Nasal COVID Vaccine: Bharat Biotech Head Confident About Efficacy

Bharat Biotech’s top honcho is confident about the efficacy of the intra-nasal vaccine against COVID-19 that the Hyderabad-based company is developing.

Bharat Biotech’s Chairman and MD Dr Krisha Ella said on Sunday that the vaccine, which is supported by Department of Biotechnology and Biotechnology Industry Research Assistance Council, will serve as a strong booster in strengthening immune responses as a follow-up to Covaxin.

The country’s drug regulator has cleared the BBV154 intranasal vaccine for Phase 2/3 human clinical trials.

“We are working on a combination of Covaxin followed by nasal, so that Covaxin primes the system of innate immunity and then the boost by the nasal which produce three immune responses – the IGG, the IGA and then mucosal immunity. All three immunities are powerful and can protect a person from getting infected,” Dr Ella told Times Now during the channel’s Freedom Summit on I-Day.

On the necessity of a third dose, he said: “We will give the data to the government, it’s for the government to take the decision with its regulatory agencies but we are certainly working on the nasal to plug in along with this. If nasal works out very well, our production capacity doubles.”

The demand for vaccines continues to be bigger than supply, but Dr Ella said Bharat Biotech has a plan ready to increase production significantly.

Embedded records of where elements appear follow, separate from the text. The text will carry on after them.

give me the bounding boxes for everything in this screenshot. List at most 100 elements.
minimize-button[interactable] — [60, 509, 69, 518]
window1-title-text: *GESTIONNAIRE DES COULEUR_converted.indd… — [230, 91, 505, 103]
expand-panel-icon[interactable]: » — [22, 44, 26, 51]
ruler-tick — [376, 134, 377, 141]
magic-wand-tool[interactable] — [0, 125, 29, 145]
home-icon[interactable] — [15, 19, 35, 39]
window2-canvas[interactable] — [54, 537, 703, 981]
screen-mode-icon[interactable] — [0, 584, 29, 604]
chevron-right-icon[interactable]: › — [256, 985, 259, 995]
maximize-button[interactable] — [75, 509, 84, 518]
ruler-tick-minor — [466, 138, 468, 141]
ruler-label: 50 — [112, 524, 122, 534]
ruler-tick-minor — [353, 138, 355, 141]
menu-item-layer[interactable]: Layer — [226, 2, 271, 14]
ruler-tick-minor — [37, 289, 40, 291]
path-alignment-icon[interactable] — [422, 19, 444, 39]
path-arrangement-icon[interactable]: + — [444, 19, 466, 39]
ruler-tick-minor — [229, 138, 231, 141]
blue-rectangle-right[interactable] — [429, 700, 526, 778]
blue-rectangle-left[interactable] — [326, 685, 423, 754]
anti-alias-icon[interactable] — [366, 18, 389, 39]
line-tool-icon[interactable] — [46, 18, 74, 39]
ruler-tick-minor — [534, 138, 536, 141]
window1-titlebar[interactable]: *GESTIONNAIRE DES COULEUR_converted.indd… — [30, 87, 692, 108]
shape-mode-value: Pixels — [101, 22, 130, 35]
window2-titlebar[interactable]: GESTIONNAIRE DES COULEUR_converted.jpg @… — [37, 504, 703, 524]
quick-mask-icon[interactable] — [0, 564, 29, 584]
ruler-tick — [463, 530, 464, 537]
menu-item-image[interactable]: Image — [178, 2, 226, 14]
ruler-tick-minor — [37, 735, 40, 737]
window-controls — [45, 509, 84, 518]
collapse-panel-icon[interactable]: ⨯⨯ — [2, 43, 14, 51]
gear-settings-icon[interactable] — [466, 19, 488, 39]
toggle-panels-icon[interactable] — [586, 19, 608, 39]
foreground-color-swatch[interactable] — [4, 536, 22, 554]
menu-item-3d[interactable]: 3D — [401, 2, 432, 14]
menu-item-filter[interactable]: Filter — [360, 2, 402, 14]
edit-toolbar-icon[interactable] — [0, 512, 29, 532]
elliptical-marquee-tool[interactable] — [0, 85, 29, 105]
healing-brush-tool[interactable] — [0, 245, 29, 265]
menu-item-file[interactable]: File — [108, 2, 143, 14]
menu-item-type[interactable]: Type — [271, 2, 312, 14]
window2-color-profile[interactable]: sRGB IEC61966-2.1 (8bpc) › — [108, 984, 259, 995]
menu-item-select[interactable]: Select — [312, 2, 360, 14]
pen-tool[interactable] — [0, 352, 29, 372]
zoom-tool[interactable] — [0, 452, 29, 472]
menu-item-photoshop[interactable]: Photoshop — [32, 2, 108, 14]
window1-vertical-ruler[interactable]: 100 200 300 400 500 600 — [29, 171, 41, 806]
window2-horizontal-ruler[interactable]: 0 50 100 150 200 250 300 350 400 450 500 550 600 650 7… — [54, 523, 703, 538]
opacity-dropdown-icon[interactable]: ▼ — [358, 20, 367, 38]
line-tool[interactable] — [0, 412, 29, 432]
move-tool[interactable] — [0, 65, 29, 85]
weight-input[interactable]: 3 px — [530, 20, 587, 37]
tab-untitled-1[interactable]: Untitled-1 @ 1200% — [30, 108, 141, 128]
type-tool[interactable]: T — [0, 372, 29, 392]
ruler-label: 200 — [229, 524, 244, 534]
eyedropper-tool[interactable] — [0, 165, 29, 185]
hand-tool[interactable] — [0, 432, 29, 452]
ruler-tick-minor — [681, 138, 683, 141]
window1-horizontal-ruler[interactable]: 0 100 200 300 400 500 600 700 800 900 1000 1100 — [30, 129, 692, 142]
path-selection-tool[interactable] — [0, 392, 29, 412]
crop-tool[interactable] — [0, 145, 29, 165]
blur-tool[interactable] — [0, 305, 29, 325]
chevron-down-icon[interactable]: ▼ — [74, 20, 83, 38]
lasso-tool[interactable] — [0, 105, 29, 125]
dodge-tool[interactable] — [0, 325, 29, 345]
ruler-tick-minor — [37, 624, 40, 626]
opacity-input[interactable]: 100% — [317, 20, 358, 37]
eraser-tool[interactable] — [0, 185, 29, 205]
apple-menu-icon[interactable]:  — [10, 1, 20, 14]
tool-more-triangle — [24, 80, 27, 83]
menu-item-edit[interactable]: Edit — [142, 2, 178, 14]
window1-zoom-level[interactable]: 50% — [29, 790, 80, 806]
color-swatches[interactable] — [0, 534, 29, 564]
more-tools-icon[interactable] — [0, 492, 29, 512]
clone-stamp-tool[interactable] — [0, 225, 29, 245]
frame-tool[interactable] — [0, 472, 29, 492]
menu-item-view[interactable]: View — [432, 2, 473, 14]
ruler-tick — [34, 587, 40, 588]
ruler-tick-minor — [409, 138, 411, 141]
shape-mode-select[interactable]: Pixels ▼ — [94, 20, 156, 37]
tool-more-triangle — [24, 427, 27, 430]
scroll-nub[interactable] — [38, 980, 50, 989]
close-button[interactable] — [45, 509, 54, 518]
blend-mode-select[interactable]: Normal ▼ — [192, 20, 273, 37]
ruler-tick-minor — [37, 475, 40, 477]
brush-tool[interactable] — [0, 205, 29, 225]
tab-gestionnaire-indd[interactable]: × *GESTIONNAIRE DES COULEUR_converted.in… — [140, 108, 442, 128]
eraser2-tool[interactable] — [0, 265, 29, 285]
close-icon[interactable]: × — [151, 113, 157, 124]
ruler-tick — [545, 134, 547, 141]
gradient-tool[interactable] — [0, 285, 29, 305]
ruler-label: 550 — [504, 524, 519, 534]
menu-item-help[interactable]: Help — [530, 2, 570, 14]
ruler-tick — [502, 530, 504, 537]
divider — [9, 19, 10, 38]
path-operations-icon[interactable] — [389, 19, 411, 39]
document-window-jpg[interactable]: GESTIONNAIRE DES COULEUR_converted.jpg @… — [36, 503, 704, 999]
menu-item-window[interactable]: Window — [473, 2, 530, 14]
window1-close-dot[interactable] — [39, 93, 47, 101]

“The mRNA vaccine can be produced with one of the easiest technologies in the world. You can produce in a week, and you can produce 20 million doses with mRNA. Coming to the adenovirus, which is a vector-based vaccine, I can manufacture in less than seven days. Whereas the same inactivated vaccine that we produce to be used in children, that can take 120 days to produce. The other two platforms, it is easy to scale up to 2000 litres, 5000 litres, whereas when it comes to inactivated vaccines, nobody has scaled up more than 1000 litres in the world and we are the first company trying to scale it to 5000 litres in our Bengaluru facility. People have not understood how complicated this technology is.”

He further said that they have three production facilities in Hyderabad, where production is increasing.

“In Bengaluru, there is now a new facility. It takes time for the new facility to begin production, it has to be validated properly, and monitored strictly. We’ve reached a certain level of confidence in Bengaluru. In Gujarat, we started a plant in Ankleshwar, where we were producing a rabies vaccine and now we will produce Covaxin. We already have human resources in Gujarat. We are trying to go from 1,000 to 10,000 litres, nobody has done this… We are on the game. If we solve the problem, we will be the largest manufacturers of cell culture-based vaccine in the world.”